From the dismal sight of empty venues to the chaos of athletes testing Covid-positive, the circumstances do not exactly help broadcasters trying to bask in the reflected glory of sporting achievement.
Discovery can perhaps take some comfort in not being the only traditional television broadcaster vying to use the Olympics to turbo-charge its streaming efforts and compete with Disney and Big Tech. In the US, NBC – owned by Sky’s parent company Comcast – is hopeful that the Games will boost interest in its nascent streamer Peacock.
But it is a testament to the high-risk scale of investment demanded by the global streaming business that Discovery no longer intends to compete alone in it. In May, it announced it planned to merge with AT&T's WarnerMedia – of HBO Max and Warner Bros fame – and form a new company that will be 29 per cent owned by Discovery shareholders and 71 per cent owned by AT&T shareholders, with Zaslav as CEO.

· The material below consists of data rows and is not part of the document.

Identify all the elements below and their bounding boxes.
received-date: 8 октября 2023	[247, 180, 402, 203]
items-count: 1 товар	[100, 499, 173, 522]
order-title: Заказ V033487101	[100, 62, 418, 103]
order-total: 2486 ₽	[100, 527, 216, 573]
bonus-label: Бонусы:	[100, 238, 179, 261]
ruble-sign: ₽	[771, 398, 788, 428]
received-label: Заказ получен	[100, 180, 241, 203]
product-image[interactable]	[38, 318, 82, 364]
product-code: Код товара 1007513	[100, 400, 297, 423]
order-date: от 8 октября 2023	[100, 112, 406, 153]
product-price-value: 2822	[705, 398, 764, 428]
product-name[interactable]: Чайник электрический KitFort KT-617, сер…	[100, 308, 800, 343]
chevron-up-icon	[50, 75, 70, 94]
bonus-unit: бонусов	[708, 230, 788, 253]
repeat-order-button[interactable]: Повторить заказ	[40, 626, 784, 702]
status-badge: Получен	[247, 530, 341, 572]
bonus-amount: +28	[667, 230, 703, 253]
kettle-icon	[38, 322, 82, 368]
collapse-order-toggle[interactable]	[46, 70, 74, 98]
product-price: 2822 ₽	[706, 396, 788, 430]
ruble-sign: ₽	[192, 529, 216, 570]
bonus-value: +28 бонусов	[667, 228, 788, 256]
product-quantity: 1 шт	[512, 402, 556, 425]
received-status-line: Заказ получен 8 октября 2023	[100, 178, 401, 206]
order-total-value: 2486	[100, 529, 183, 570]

Now John Malone, the Irish-American billionaire who controls cable giant Liberty Global (owner of Virgin Media Ireland) and has a voting stake of more than 25 per cent in Discovery, predicts Warner Bros Discovery can challenge for the streaming medal positions.
“I think we are not only going to be the third such platform, but I think we’ll be very competitive with the other two,” he told CNBC.
It’s good to have ambitions. In the meantime, media industry consolidation could become an Olympic event again, if only to prevent solo runners from over-extending themselves and collapsing on the track.